I’m ashamed to admit that I felt this way for a very long time. I had been brought up a certain way– Catholic– with the best of intentions, but the mere mention of the word “Bible” got me all defensive, and anybody who wanted to push my buttons for whatever sadistic reason needed only to utter the name “Jesus”. (Naturally, this all caused me to feel extremely guilty and ashamed of myself– the one lesson that definitely had stuck with me throughout Sunday School was that Guilt Was The Go-To Feeling for everything. Guilt was like the Robin Hood brand of emotions: All-Purpose.)
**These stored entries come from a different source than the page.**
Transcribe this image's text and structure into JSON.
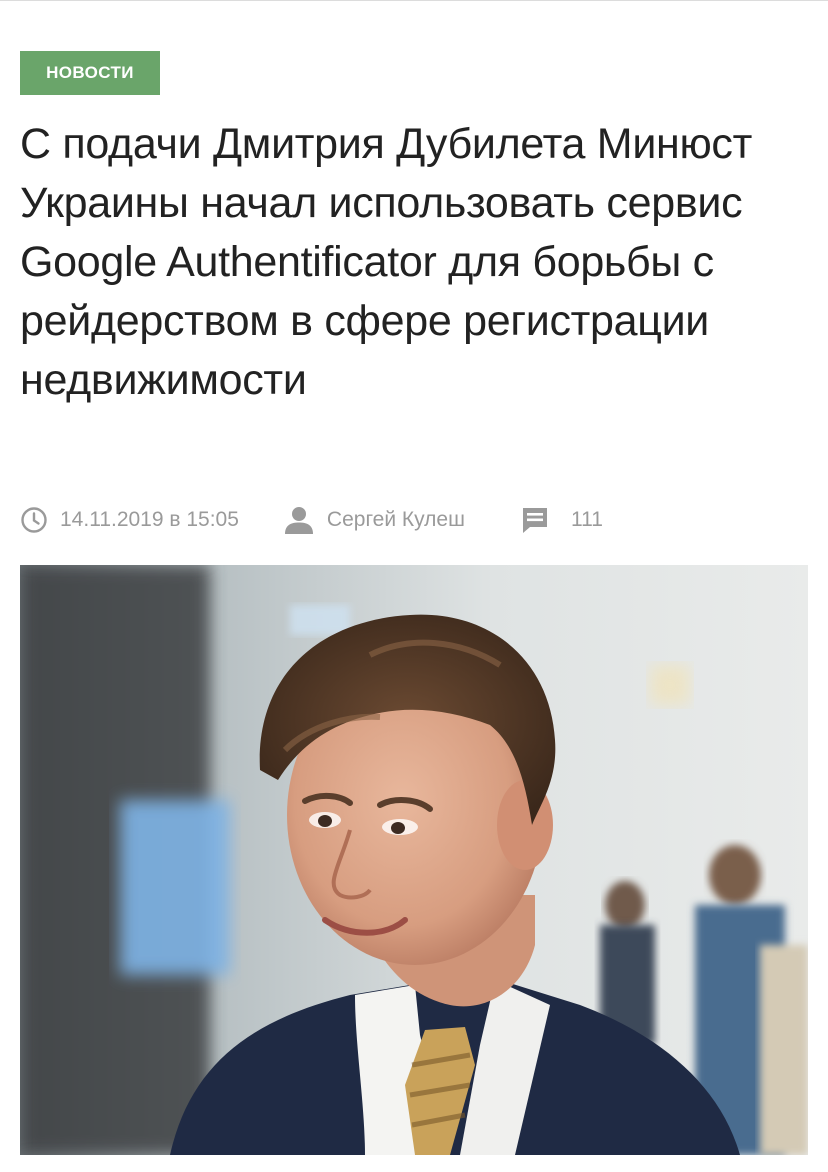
{
  "article": {
    "category": "НОВОСТИ",
    "headline": "С подачи Дмитрия Дубилета Минюст Украины начал использовать сервис Google Authentificator для борьбы с рейдерством в сфере регистрации недвижимости",
    "meta": {
      "date": "14.11.2019 в 15:05",
      "author": "Сергей Кулеш",
      "comments": "111"
    },
    "photo": {
      "icon": "portrait-photo"
    }
  },
  "icons": {
    "date": "clock-icon",
    "author": "user-icon",
    "comments": "comment-icon"
  },
  "colors": {
    "badge": "#6aa56a",
    "headline": "#222222",
    "meta": "#9a9a9a",
    "suit": "#1f2a44",
    "tie": "#c9a25a"
  }
}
But something was missing.
When I met Marty, I was surprised to discover that he was an intensely spiritual person. (Wasn’t spirituality for the uneducated masses?) Having grown up in the Czech Republic during the Communist period, however, Marty knew practically nothing about Jesus, or the Bible, or even the parables I reluctantly admitted to liking. There are literally hundreds upon hundreds of Catholic churches in Prague, but nobody had been allowed to practice their religion openly when Marty grew up… so Marty, bless his commie heart, grew up naturally being drawn to the loosely spiritual practice of Love.

From (Old, Communist) Statue Park in Budapest
Marty’s respect and genuine love for other people– even The Catholics and The Christians and The People Who Quoted The Bible– opened my eyes again. Through him, I realized that my resistance to my religious upbringing had completely missed the point and defeated the purpose: I had become exactly like the people I had judged— narrow-minded and dogmatic– just in a different way.
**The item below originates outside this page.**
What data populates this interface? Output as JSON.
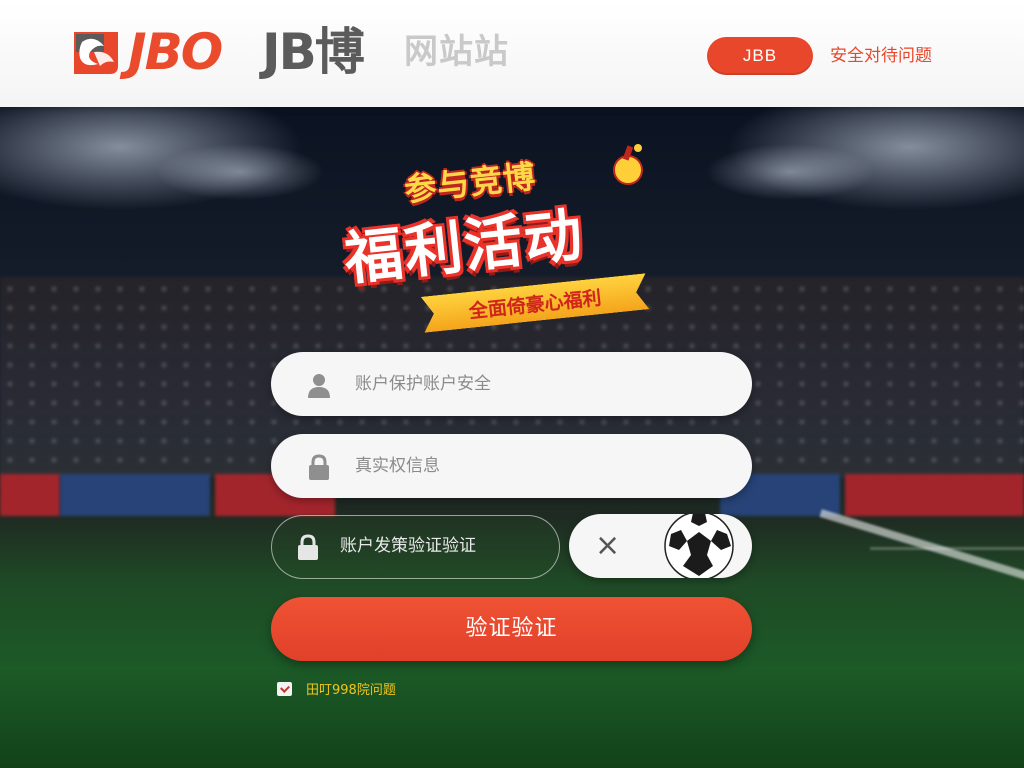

So I opened myself up to spirituality again. I embraced God wherever I found Him– in other people, in animals, in nature, in delicious meals, in synchronicity, and in life’s tougher lessons. Today, I call myself spiritual but still shy away from the term religious. For better or for worse, I use the word Universe interchangeably with the word God. I do not read (or, I’ll admit it– respond very well to) the Bible, but I accept that millions of other people do. That’s okay. To me, being a spiritual being does not have to involve attending church or studying any particular sacred text, line by line. Instead, spirituality requires a commitment to Love and an openness of the heart and soul. That’s it– all you need is Love.

Whenever I feel like I am out of balance or losing my way, inevitably it is because I have closed myself off from the channel of Love. I have judged others or have felt judged myself. I have suffered from a lack of self-love. I have prioritized only one aspect of my health without loving my whole self: diet and nutrition plus exercise plus mental health plus sexuality plus being social plus my spiritual health. All in all, spirituality has found me again, but it looks nothing like the spirituality of my childhood and youth. That’s okay, though– it’s all good.